Yesterday, a day I had been dreading: my seven-year-old came home from school and asked me what “sex” was.
Turns out he had received the following “friend request” on his favorite website, the seemingly-harmless-enough Moshi Monsters:
hi lover boy meet me at the park and we come have really good sex
Cut to me, staring at the screen, marveling at the potty mouth on tia3456789 (pictured at left).
“This person said this when they wanted to be my friend,” he said, “and I didn’t know what they meant.”
“Did you accept their friend request?” I asked, smile frozen on my face.
“Yes,” he said, as if there were no other possible answer to that question.
I blocked the sender, stuck my finger in the dam by telling my son “sex is when moms and dads kiss,” then contacted Moshi Monsters help directly. I heard back from them within the hour that “appropriate action had been taken.” Still, their reassurance fell a little short:
Due to privacy laws, we cannot give any information regarding action taken.
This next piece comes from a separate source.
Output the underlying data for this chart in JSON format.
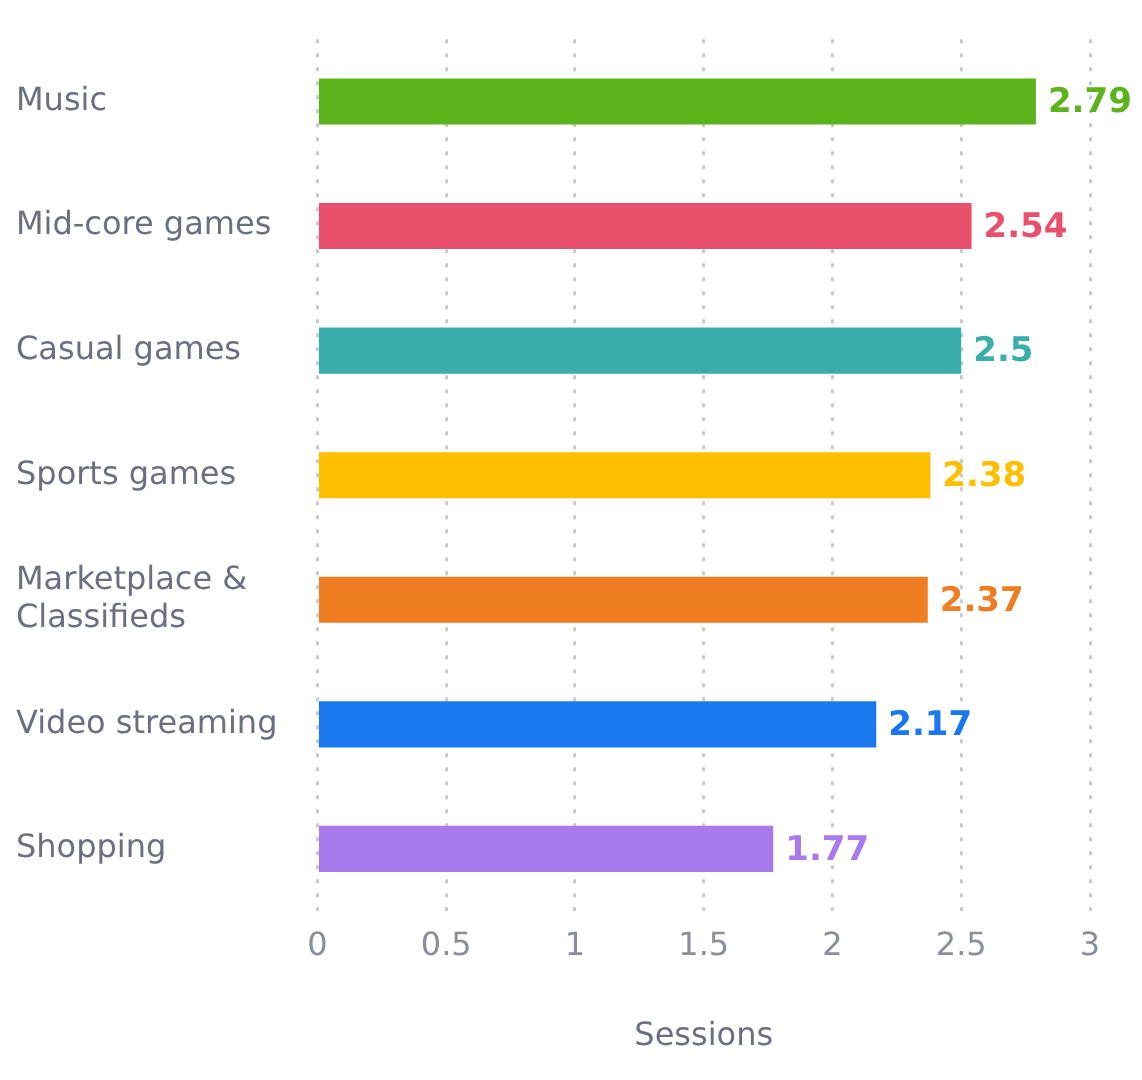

We ask all parents to please not contact the player who has been reported or removed, as this can escalate the situation unnecessarily.
I took their advice and have not left this little sh*t/Moshi an enlightening message on her own”Friend Tree,” which had been my intention. But upon further consideration, I’m wondering if Moshi Monsters is mostly thinking of themselves when they warn against unnecessarily escalated situations. Why shouldn’t I reach out to this jerk, even if he or she is a minor, and say, you are ruining childhoods and I SEE WHAT YOU’RE DOING?
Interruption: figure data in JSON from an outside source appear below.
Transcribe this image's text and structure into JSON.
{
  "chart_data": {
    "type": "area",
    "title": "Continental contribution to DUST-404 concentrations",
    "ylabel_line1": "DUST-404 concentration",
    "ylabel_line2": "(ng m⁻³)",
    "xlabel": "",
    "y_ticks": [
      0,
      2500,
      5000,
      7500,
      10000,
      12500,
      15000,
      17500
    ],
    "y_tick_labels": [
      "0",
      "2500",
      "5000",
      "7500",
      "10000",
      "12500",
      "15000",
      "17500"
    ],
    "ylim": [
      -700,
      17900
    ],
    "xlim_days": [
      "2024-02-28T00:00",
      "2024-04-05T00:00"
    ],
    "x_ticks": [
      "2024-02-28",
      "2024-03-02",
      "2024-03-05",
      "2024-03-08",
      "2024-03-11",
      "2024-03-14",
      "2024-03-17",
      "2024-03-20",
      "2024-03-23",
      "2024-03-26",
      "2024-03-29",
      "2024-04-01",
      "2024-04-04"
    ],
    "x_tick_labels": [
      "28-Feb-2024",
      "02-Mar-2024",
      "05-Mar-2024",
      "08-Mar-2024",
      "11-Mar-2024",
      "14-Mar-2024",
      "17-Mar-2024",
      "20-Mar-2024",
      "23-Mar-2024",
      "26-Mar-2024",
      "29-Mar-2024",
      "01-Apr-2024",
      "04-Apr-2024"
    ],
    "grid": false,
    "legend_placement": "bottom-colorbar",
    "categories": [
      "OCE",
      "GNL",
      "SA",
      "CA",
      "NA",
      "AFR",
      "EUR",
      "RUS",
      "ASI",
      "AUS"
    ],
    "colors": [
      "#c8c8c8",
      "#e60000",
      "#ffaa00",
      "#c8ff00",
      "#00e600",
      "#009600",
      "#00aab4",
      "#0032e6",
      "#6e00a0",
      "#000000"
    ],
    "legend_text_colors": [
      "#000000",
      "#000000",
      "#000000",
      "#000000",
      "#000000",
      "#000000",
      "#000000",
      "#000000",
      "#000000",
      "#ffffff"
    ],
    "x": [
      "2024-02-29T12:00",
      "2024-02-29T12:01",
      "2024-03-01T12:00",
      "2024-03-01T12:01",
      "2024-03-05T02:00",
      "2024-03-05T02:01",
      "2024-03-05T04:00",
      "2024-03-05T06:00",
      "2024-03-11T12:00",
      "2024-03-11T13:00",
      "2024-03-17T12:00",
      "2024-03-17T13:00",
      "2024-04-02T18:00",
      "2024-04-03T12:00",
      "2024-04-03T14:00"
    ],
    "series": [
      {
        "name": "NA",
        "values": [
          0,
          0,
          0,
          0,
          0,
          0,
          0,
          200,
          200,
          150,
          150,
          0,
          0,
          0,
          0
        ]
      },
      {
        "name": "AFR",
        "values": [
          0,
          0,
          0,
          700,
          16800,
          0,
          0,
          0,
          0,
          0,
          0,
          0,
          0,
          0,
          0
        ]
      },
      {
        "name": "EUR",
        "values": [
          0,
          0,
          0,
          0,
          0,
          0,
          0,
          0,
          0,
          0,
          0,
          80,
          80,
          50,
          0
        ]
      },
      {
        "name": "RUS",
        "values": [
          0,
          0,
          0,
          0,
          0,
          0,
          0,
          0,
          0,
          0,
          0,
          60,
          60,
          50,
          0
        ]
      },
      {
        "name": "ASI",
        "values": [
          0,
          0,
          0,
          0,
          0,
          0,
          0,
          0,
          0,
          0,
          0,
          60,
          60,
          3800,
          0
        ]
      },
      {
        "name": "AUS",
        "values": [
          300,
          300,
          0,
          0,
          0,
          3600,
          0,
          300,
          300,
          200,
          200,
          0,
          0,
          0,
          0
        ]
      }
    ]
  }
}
And then just his morning, the New York Times printed Amy O’Leary’s sobering article So How Do We Talk About This? , addressing what to do when your young children see internet pornography.
Not what to do if they see pornography.
WHEN they see pornography.
The overall takeaway of this article, and of Moshi Monsters’ prefabricated response to me, is a depressing realization for this parent: my children can’t be safe on the internet. Not even on websites designed for children. (Perhaps especially not on websites designed for children?) Here’s how Elizabeth Schroeder, executive director of the national sex-education organization Answer, boils it down:
“Your child is going to look at porn at some point. It’s inevitable.”
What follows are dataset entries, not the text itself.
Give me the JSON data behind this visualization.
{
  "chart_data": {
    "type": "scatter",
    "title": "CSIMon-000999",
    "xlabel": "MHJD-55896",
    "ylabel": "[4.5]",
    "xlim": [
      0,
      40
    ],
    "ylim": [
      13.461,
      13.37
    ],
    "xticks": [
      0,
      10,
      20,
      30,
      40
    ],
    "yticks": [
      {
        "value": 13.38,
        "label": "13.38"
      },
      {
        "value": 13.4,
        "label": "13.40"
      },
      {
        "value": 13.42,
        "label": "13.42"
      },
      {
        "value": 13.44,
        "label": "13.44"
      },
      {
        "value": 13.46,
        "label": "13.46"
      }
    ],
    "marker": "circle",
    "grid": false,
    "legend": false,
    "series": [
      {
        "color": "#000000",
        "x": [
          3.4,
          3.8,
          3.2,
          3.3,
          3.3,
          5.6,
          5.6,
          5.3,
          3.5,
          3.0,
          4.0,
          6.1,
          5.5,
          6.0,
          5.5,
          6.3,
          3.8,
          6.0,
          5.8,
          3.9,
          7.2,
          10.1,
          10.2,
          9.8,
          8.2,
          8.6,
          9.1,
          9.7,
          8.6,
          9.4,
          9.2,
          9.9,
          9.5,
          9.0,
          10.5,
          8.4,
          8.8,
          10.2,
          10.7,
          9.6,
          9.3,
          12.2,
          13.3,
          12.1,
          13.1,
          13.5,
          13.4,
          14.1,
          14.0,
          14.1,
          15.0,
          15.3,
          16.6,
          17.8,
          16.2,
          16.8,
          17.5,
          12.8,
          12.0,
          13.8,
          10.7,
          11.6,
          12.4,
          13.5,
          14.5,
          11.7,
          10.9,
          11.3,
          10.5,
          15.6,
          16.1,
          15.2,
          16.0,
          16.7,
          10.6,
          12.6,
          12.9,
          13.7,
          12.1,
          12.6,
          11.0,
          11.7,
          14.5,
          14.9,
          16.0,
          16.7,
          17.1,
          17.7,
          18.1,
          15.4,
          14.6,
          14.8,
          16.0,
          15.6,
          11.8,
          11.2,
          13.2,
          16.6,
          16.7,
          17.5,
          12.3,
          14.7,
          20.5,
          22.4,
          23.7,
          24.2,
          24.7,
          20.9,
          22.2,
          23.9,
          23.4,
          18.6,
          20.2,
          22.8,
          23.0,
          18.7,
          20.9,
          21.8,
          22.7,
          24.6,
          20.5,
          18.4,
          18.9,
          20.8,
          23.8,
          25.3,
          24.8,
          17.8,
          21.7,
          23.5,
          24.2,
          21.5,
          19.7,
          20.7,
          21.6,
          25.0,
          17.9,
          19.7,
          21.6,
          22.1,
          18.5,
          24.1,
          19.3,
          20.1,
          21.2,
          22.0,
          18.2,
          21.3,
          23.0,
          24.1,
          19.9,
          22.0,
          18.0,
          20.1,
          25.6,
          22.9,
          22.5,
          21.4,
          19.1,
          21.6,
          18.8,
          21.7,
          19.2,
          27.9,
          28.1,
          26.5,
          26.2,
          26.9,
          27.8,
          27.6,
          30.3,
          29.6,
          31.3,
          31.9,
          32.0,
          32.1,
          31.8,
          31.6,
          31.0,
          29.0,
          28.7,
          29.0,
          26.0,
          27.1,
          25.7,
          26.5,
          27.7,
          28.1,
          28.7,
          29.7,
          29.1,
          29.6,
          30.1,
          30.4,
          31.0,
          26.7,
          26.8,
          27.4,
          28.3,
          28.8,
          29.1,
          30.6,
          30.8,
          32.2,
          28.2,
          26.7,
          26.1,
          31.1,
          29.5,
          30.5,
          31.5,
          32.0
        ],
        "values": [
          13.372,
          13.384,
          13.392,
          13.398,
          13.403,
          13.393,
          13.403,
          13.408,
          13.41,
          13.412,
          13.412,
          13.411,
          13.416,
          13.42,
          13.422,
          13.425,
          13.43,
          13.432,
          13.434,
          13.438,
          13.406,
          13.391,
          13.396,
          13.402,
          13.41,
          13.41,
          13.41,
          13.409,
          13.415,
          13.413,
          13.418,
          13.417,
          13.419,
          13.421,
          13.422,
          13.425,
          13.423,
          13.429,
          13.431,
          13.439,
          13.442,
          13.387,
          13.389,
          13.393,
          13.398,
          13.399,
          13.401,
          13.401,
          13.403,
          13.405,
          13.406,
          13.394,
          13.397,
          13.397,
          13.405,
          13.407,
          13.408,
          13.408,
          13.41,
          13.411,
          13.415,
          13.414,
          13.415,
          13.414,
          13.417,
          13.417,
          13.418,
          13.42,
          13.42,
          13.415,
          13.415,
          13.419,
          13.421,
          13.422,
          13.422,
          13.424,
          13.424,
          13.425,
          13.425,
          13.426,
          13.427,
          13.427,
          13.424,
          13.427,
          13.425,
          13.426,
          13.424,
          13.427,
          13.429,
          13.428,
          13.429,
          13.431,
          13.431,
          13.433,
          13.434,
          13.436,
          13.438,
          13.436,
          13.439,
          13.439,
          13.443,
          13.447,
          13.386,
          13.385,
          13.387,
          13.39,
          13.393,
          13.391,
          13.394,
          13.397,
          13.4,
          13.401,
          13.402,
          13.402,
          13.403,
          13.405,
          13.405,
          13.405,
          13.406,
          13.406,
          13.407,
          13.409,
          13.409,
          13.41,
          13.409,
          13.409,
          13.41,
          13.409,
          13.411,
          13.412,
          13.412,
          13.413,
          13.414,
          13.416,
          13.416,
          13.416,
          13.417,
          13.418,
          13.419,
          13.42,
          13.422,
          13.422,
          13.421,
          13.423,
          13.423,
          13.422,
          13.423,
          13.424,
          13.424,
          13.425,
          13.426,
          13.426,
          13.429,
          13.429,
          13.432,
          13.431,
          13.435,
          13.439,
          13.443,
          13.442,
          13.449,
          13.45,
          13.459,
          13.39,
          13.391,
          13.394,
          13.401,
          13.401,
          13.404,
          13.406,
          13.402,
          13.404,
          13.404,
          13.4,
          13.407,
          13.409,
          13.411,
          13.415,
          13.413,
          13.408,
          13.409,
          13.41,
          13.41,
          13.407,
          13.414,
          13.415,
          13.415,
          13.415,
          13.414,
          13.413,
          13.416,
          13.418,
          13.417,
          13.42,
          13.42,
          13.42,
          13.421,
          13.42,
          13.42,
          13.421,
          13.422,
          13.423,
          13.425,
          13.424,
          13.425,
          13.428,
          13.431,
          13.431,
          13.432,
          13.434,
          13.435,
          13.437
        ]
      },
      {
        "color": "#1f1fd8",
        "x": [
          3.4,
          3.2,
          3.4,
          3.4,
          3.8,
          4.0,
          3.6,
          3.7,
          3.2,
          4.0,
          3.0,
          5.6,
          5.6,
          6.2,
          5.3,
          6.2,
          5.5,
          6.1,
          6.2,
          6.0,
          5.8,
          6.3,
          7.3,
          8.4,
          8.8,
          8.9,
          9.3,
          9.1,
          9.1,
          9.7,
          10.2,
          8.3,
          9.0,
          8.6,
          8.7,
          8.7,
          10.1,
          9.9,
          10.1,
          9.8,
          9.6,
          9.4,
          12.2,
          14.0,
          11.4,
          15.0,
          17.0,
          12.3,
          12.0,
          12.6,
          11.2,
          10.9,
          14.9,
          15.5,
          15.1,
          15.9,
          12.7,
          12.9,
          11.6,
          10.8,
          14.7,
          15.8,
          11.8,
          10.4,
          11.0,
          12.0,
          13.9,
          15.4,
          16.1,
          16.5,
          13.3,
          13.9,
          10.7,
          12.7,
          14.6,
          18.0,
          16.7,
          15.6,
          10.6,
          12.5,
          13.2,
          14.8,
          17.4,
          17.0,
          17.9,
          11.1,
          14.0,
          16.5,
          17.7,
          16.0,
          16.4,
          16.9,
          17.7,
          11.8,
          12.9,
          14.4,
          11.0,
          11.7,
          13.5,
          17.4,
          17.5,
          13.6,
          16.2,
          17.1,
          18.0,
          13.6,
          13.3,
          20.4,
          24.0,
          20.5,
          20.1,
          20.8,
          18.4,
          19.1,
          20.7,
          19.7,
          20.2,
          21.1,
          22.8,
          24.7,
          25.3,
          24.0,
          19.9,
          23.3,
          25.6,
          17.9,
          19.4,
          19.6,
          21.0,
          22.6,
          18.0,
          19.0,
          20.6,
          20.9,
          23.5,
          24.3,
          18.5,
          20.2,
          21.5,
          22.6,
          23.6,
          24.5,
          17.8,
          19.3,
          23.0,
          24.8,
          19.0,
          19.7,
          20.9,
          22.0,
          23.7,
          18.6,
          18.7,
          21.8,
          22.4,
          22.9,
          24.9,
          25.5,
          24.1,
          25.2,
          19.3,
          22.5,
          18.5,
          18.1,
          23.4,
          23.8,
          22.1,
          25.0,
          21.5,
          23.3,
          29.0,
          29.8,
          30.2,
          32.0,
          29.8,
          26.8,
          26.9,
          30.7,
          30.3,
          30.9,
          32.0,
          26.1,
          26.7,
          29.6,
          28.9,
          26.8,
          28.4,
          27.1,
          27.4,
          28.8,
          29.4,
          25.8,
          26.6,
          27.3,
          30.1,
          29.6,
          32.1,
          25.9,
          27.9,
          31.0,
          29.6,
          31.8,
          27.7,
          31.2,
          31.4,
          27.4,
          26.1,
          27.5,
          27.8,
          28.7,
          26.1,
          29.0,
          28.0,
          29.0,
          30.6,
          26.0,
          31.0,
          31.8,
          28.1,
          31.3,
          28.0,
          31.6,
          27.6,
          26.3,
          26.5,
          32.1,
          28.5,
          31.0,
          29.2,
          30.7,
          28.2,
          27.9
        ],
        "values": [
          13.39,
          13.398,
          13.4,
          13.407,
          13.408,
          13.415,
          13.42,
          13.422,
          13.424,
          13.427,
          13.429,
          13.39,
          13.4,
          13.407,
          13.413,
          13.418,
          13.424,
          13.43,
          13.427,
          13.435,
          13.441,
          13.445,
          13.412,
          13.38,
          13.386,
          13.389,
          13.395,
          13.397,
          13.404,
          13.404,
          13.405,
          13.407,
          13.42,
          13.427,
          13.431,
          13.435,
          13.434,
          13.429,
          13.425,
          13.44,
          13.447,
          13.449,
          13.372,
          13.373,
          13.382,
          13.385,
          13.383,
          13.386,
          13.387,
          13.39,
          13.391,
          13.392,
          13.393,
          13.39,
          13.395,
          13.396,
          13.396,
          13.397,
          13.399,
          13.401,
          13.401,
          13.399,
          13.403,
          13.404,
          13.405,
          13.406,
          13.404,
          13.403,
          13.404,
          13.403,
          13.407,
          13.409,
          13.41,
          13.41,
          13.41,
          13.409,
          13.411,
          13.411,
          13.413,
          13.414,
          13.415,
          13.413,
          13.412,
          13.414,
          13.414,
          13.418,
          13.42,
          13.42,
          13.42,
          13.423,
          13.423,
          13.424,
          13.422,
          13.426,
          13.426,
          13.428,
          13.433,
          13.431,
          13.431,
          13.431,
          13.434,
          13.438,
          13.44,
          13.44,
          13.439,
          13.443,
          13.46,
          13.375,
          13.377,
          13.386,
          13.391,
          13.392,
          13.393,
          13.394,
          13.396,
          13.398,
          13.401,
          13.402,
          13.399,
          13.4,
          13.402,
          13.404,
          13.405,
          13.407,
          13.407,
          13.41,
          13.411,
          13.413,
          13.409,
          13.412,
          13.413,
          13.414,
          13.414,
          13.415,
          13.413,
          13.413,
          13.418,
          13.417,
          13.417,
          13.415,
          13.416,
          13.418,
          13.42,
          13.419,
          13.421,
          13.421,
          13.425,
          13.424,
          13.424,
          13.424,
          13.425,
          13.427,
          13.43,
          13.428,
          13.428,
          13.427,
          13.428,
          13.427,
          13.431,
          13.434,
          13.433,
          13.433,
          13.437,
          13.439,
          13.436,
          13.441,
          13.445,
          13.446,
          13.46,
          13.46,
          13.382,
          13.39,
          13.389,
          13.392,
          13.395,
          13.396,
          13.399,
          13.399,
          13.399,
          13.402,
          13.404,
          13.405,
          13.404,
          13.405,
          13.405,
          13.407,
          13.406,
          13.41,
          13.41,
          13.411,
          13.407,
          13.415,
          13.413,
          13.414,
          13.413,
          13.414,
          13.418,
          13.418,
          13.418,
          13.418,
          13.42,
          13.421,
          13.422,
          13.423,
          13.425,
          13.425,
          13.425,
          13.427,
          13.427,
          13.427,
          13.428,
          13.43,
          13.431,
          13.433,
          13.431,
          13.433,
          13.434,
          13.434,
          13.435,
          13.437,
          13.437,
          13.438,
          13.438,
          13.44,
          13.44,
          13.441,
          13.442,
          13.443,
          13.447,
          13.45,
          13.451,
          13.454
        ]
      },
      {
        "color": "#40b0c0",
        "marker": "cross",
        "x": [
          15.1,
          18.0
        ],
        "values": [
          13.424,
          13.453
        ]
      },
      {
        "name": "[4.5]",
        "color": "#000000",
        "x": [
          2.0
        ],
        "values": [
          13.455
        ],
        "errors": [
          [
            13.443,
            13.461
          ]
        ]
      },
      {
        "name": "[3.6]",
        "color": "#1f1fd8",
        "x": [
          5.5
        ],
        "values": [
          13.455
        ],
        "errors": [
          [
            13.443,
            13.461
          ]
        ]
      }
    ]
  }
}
Apparently I need to give up on my dream of childhood innocence with a sigh, and take as a given the day when I have to steer my nine-year-old son towards appropriate images of nude women to surf.
Wait, did you read that right? Yes, you did.
Dana, a divorced mother of three… assumed her sons would seek out pornography and thought it was normal for her 9-year-old to want to look at pictures of naked women. But when he was 13, he asked why women liked to be choked.
What? WHAT? I sure don’t want my 9-year-old son graduating to only violent porn by 7th grade, that’s for sure, but ain’t no WAY I’m going to shrug my shoulders if I find my third grader googling “boobs” later this afternoon. I refuse to accept that as “inevitable” for someone so young, someone so happy being so young. If we all accept that as normal than our children’s childhoods will suffer for it.
The NYT’s Motherlode blog has an extremely helpful post up today, also by Amy O’Leary, explaining how to filter your home network and (perhaps most importantly) talk to your kids once the horse has left the stable. It’s the unavoidability of that moment that I’m struggling with today, hoping that I may yet be able to tighten the reins, start looking over their shoulders a little more often, and protect them from those who would take joy in ruining their innocence.
What do you think? Is it inevitable that our children will see pornography online?
Should the focus be on how to protect their innocence, or what to do once it’s ruined?
What steps have you taken to monitor what your child sees online? Has it been successful?
Most importantly, do you think I should fire off a nasty note to Moshi Member tia3456789?